The first compatible products were released in 1997, and by 2013 the UN stipulated that all new vehicles must have ISOFIX points attached. This development makes it much easier for parents to properly fasten their child seats in different cars. With universal attachment points, the aim is for much confusion to be removed and for car seats to be easily fitted in mum and dad’s car, as well as the grandparents’ and so on.
When deciding which car seat is best for your child, give some thought to the factors mentioned above. While ‘baby stuff’ typically has high price tags, car seats are required by Australian law and shouldn’t be considered lightly. Buying one may result in a significant hit to your baby budget but you really can’t put a price on safety!
All of the brands featured in this report are reputable and must comply with Australian safety standards, so you should have confidence that your little one is in safe hands. As a result, factors like flexibility and convenience really come into play. While your car seat is for your child, it’s mum and dad who will be carrying it in and out of the car every five minutes, so find one that works for everyone!
Picture credits: Sokolova Maryna/shutterstock.com, Sergey Ryzhov/shutterstock.com, Karolis Kavolelis/shutterstock.com
Canstar Blue surveyed 1,200 Australian parents of children aged 6 years and under across a range of categories to measure and track customer satisfaction, via ISO 26362 accredited research panels managed by Qualtrics. The outcomes reported are the results from customers within the survey group who have purchased a new car seat in the last 3 years – in this case, 863 people.
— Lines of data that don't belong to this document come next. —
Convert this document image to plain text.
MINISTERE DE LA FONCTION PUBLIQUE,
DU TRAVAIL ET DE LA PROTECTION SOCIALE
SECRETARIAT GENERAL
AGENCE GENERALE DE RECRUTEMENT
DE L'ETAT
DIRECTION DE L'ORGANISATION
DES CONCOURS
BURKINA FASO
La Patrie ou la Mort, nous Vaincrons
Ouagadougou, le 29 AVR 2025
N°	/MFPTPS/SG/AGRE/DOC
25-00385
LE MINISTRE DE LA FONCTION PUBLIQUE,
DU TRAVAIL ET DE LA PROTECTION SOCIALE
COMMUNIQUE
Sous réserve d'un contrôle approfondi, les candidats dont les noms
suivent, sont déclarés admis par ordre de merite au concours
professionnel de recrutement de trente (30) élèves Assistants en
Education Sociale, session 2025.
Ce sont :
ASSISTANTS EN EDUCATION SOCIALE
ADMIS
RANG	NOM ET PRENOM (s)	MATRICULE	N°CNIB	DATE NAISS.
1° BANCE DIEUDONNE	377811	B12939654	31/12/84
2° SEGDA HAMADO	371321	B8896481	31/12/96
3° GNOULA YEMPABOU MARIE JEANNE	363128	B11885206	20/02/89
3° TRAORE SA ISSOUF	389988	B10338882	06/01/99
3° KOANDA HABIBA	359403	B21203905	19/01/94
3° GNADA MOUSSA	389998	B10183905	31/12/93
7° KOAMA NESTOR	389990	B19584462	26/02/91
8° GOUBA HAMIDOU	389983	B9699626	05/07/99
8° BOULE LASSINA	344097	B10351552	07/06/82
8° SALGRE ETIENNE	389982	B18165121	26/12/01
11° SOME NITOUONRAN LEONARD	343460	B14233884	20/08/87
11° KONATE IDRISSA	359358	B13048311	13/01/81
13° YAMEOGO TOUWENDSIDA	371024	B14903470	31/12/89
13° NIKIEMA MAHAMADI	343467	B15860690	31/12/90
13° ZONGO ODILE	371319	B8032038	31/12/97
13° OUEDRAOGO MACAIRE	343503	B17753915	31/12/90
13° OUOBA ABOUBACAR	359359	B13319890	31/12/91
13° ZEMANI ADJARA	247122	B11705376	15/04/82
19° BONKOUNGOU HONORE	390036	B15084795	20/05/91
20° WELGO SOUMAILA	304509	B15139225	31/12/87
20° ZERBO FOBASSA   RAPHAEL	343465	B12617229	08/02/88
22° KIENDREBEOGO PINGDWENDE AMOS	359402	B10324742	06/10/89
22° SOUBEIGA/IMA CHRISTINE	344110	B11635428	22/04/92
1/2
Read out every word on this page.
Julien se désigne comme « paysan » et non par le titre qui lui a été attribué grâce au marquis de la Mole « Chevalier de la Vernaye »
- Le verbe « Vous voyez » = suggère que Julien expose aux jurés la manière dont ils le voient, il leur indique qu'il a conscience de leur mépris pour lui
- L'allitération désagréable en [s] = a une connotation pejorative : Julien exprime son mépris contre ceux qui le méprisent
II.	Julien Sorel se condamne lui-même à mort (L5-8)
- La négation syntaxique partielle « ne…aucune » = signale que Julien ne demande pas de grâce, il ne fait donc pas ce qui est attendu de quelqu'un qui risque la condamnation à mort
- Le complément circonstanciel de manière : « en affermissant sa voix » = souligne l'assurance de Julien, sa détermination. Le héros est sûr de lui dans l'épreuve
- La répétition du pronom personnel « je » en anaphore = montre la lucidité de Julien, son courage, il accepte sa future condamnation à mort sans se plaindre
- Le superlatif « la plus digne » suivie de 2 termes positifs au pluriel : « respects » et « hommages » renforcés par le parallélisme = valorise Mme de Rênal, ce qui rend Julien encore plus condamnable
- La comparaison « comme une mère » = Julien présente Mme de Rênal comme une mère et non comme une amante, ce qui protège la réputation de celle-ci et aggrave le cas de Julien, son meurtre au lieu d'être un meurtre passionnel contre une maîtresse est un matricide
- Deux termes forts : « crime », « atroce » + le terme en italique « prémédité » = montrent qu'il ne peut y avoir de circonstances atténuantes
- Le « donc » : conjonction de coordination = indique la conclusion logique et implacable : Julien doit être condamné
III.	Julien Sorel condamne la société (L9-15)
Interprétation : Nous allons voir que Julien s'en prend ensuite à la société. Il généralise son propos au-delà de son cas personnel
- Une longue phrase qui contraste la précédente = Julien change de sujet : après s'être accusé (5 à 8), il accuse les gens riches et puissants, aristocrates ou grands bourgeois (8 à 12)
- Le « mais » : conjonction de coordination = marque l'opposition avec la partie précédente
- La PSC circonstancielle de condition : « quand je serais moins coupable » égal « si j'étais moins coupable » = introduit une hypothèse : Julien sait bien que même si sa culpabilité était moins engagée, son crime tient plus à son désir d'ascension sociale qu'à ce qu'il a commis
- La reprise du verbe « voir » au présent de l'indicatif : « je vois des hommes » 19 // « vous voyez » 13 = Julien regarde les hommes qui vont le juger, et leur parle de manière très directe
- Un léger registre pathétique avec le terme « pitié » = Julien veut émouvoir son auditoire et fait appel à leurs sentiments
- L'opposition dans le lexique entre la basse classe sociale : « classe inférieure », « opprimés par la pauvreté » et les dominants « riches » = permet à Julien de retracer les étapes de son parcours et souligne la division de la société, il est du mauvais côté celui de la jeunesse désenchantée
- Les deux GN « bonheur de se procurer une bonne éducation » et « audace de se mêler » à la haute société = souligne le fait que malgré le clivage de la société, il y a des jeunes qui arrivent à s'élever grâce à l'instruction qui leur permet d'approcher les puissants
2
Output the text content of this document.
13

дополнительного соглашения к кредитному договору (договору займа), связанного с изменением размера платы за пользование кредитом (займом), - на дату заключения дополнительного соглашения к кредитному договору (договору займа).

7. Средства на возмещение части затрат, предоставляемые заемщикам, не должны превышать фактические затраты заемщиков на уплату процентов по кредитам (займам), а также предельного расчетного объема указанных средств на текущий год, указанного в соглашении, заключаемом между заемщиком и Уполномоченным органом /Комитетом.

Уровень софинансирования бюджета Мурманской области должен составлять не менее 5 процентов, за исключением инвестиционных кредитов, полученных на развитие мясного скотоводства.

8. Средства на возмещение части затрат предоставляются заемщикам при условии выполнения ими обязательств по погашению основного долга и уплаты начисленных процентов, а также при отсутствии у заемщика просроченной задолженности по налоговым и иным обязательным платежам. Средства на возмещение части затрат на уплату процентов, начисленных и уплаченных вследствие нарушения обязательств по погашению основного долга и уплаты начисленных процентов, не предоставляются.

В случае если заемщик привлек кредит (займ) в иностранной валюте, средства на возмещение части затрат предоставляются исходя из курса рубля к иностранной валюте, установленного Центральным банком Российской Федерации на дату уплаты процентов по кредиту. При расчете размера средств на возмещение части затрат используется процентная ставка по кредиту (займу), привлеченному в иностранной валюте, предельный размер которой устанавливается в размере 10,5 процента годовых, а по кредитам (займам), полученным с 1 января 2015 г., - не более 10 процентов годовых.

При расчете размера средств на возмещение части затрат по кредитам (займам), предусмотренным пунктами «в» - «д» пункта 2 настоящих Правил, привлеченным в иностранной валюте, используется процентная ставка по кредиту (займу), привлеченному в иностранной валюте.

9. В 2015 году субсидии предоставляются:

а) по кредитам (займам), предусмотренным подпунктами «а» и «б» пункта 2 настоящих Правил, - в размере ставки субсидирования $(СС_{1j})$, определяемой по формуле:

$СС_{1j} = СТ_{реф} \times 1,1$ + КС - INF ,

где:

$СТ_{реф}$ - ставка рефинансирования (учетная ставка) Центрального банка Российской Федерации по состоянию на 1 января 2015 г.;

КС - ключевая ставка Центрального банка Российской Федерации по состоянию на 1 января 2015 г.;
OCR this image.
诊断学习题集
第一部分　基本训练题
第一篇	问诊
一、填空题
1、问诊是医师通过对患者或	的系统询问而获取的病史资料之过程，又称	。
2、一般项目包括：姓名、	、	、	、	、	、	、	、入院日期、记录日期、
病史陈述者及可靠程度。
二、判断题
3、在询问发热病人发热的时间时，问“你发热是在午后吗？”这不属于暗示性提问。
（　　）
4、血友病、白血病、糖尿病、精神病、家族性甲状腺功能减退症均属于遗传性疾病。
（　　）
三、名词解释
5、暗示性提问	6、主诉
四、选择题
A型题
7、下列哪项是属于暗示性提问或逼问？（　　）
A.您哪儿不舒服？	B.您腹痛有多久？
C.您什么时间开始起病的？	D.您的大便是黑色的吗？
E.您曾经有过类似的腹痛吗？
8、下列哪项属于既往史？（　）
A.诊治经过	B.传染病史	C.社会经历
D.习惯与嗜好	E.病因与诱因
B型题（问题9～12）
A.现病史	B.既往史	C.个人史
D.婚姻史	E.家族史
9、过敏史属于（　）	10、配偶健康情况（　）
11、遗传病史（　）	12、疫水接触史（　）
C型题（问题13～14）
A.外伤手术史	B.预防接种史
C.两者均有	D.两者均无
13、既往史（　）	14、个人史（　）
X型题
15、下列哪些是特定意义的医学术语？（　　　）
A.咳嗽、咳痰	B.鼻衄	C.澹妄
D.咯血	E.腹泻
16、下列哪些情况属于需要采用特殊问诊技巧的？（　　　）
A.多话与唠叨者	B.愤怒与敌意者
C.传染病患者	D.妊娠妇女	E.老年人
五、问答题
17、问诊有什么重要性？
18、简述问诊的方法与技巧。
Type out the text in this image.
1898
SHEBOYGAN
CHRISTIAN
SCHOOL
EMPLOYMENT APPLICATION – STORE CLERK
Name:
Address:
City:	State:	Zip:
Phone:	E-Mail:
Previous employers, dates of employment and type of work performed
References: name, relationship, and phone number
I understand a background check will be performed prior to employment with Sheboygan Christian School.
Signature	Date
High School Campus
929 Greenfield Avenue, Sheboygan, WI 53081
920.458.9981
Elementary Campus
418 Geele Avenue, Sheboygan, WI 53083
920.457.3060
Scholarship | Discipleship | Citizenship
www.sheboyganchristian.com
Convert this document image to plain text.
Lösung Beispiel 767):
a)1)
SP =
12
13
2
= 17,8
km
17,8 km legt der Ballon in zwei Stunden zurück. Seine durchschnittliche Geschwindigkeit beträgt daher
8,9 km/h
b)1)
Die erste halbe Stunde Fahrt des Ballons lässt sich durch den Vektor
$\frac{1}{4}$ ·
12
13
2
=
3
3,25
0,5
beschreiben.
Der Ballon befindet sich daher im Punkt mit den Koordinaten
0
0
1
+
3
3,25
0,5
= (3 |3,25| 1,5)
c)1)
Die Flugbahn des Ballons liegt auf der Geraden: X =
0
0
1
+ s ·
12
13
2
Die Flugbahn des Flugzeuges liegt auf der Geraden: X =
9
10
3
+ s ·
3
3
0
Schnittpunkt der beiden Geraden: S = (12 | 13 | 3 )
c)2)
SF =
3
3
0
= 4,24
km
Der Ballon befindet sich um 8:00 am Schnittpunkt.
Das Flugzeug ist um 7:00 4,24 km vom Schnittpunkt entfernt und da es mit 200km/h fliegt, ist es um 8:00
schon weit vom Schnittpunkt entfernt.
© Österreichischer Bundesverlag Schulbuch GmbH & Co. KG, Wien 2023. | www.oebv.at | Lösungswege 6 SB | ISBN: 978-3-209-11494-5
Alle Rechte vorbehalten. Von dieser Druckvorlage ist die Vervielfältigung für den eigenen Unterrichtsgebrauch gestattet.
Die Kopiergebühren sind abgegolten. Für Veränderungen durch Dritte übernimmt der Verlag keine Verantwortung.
Brands must have received at least 30 responses to be included. Results are comparative and it should be noted that brands receiving three stars have still achieved a satisfaction measure of at least six out of 10. Not all brands available in the market have been compared in this survey. The ratings table is first sorted by star ratings and then by mean overall satisfaction. A rated brand may receive a ‘N/A’ (Not Applicable) rating if it does not receive the minimum number of responses for that criteria.